Jose Butto building case to become mainstay in ’24 Mets rotation

Jose Butto Mets
New York Mets starting pitcher Jose Butto reacts on his way to the dugout during the sixth inning of a baseball game against the Kansas City Royals, Sunday, April 14, 2024, in New York. (AP Photo/Noah K. Murray)

QUEENS, N.Y. — Jose Butto is making the most out of his opportunities to break into the New York Mets’ starting rotation.

The 26-year-old right-hander was nearly untouchable for a second consecutive start on Sunday against the Kansas City Royals, going six innings of scoreless baseball, allowing just two hits with nine strikeouts and a walk.

“He can pitch,” Mets manager Carlos Mendoza said. “He’s one of those guys where [Sunady] he was in complete control. He attacked hitters but then when he got behind in counts, he was able to pitch backward. So he found pitches to get back in counts.

“The changeup was in play, the two-seam, the four-seam, he was throwing sliders for strikes, the rhythm. Overall, what a great outing.”

The breadth of his arsenal was on full display in how he compiled his strikeouts. He picked up five in the first two innings alone — all of them swinging, all of them on 87-mph changeups.

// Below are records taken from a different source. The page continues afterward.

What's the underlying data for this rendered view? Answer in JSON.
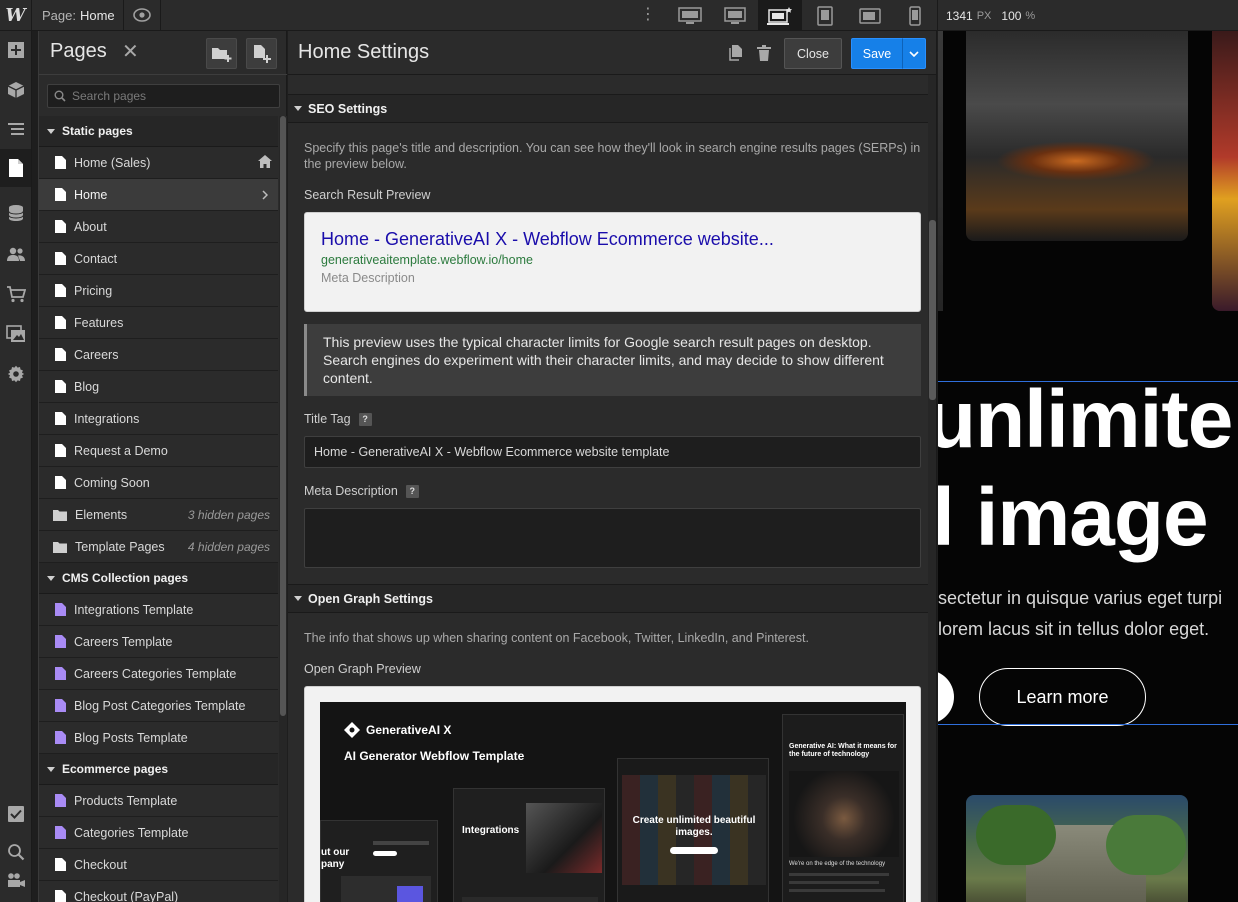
{
  "topbar": {
    "logo": "W",
    "page_label": "Page:",
    "page_value": "Home",
    "dots": "⋮",
    "width_value": "1341",
    "width_unit": "PX",
    "zoom_value": "100",
    "zoom_unit": "%"
  },
  "pages_panel": {
    "title": "Pages",
    "close": "✕",
    "search_placeholder": "Search pages",
    "groups": [
      {
        "label": "Static pages",
        "items": [
          {
            "label": "Home (Sales)",
            "kind": "static",
            "home": true
          },
          {
            "label": "Home",
            "kind": "static",
            "selected": true
          },
          {
            "label": "About",
            "kind": "static"
          },
          {
            "label": "Contact",
            "kind": "static"
          },
          {
            "label": "Pricing",
            "kind": "static"
          },
          {
            "label": "Features",
            "kind": "static"
          },
          {
            "label": "Careers",
            "kind": "static"
          },
          {
            "label": "Blog",
            "kind": "static"
          },
          {
            "label": "Integrations",
            "kind": "static"
          },
          {
            "label": "Request a Demo",
            "kind": "static"
          },
          {
            "label": "Coming Soon",
            "kind": "static"
          },
          {
            "label": "Elements",
            "kind": "folder",
            "note": "3 hidden pages"
          },
          {
            "label": "Template Pages",
            "kind": "folder",
            "note": "4 hidden pages"
          }
        ]
      },
      {
        "label": "CMS Collection pages",
        "items": [
          {
            "label": "Integrations Template",
            "kind": "cms"
          },
          {
            "label": "Careers Template",
            "kind": "cms"
          },
          {
            "label": "Careers Categories Template",
            "kind": "cms"
          },
          {
            "label": "Blog Post Categories Template",
            "kind": "cms"
          },
          {
            "label": "Blog Posts Template",
            "kind": "cms"
          }
        ]
      },
      {
        "label": "Ecommerce pages",
        "items": [
          {
            "label": "Products Template",
            "kind": "cms"
          },
          {
            "label": "Categories Template",
            "kind": "cms"
          },
          {
            "label": "Checkout",
            "kind": "static"
          },
          {
            "label": "Checkout (PayPal)",
            "kind": "static"
          }
        ]
      }
    ]
  },
  "settings": {
    "title": "Home Settings",
    "close_label": "Close",
    "save_label": "Save",
    "seo": {
      "header": "SEO Settings",
      "intro": "Specify this page's title and description. You can see how they'll look in search engine results pages (SERPs) in the preview below.",
      "preview_label": "Search Result Preview",
      "preview_title": "Home - GenerativeAI X - Webflow Ecommerce website...",
      "preview_url": "generativeaitemplate.webflow.io/home",
      "preview_desc": "Meta Description",
      "note": "This preview uses the typical character limits for Google search result pages on desktop. Search engines do experiment with their character limits, and may decide to show different content.",
      "title_tag_label": "Title Tag",
      "title_tag_value": "Home - GenerativeAI X - Webflow Ecommerce website template",
      "meta_label": "Meta Description",
      "meta_value": "",
      "help": "?"
    },
    "og": {
      "header": "Open Graph Settings",
      "intro": "The info that shows up when sharing content on Facebook, Twitter, LinkedIn, and Pinterest.",
      "preview_label": "Open Graph Preview",
      "image_brand": "GenerativeAI X",
      "image_headline": "AI Generator Webflow Template",
      "image_card_integrations": "Integrations",
      "image_card_create": "Create unlimited beautiful images.",
      "image_card_partial": "ut our pany",
      "image_card_blog": "Generative AI: What it means for the future of technology",
      "image_card_edge": "We're on the edge of the technology"
    }
  },
  "canvas": {
    "headline_1": "unlimite",
    "headline_2": "l image",
    "para_1": "sectetur in quisque varius eget turpi",
    "para_2": "lorem lacus sit in tellus dolor eget.",
    "cta": "Learn more"
  },
  "colors": {
    "accent": "#1680e8",
    "serp_link": "#1a0dab",
    "serp_url": "#2b7a3d",
    "cms_icon": "#a98bf5"
  }
}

Of his final four punchouts of the afternoon between the third and sixth innings, three came on 94-mph fastballs and one came on an 84-mph slider.

“I’ve gotten more comfortable with all of my pitches,” Butto said. “Ahead of the count, behind the count, I feel really good and I feel like I’m controlling any count.”

Mets Jose Butto
Lloyd Mitchell/AMNY

Butto did not make the Opening Day roster after a strong spring training — the fifth and final spot of the rotation went to Tylor Megill, instead. But an injury to Megill while Kodai Senga continues to rehab from a strained shoulder has given him a chance to get back in the fold.

In two starts this season, he’s allowed one run on five hits with 15 strikeouts and four walks over 12 innings of work.

“I have a lot of confidence now,” Butto said. “I just have to continue to keep working and get better every day. I feel really good… I’m just thinking, do my job. When I get my opportunity, I want to be ready, be healthy, and when they say ‘You got this game,’ I’m going to be ready to help the team win.”

Regardless of his hot start, Butto’s spot in the rotation is anywhere but safe. If Mendoza opts not to go to a six-man rotation, there will be one starter cut from the equation when Senga returns, which could come in late May, or when Megill gets back from his shoulder strain.

For now, though, Mendoza seems more than content to ride the hot hand.

“Yeah, he’s going to get another opportunity,” Mendoza said. “He’s not going anywhere. He’s going to continue to get the ball and he’ll get his chance. It’s good to see somebody step up. We’ve been talking about that since Day 1. Guys are going to get hurt and guys are going to get an opportunity and here he is. He’s getting a chance and he’s taking advantage of it.”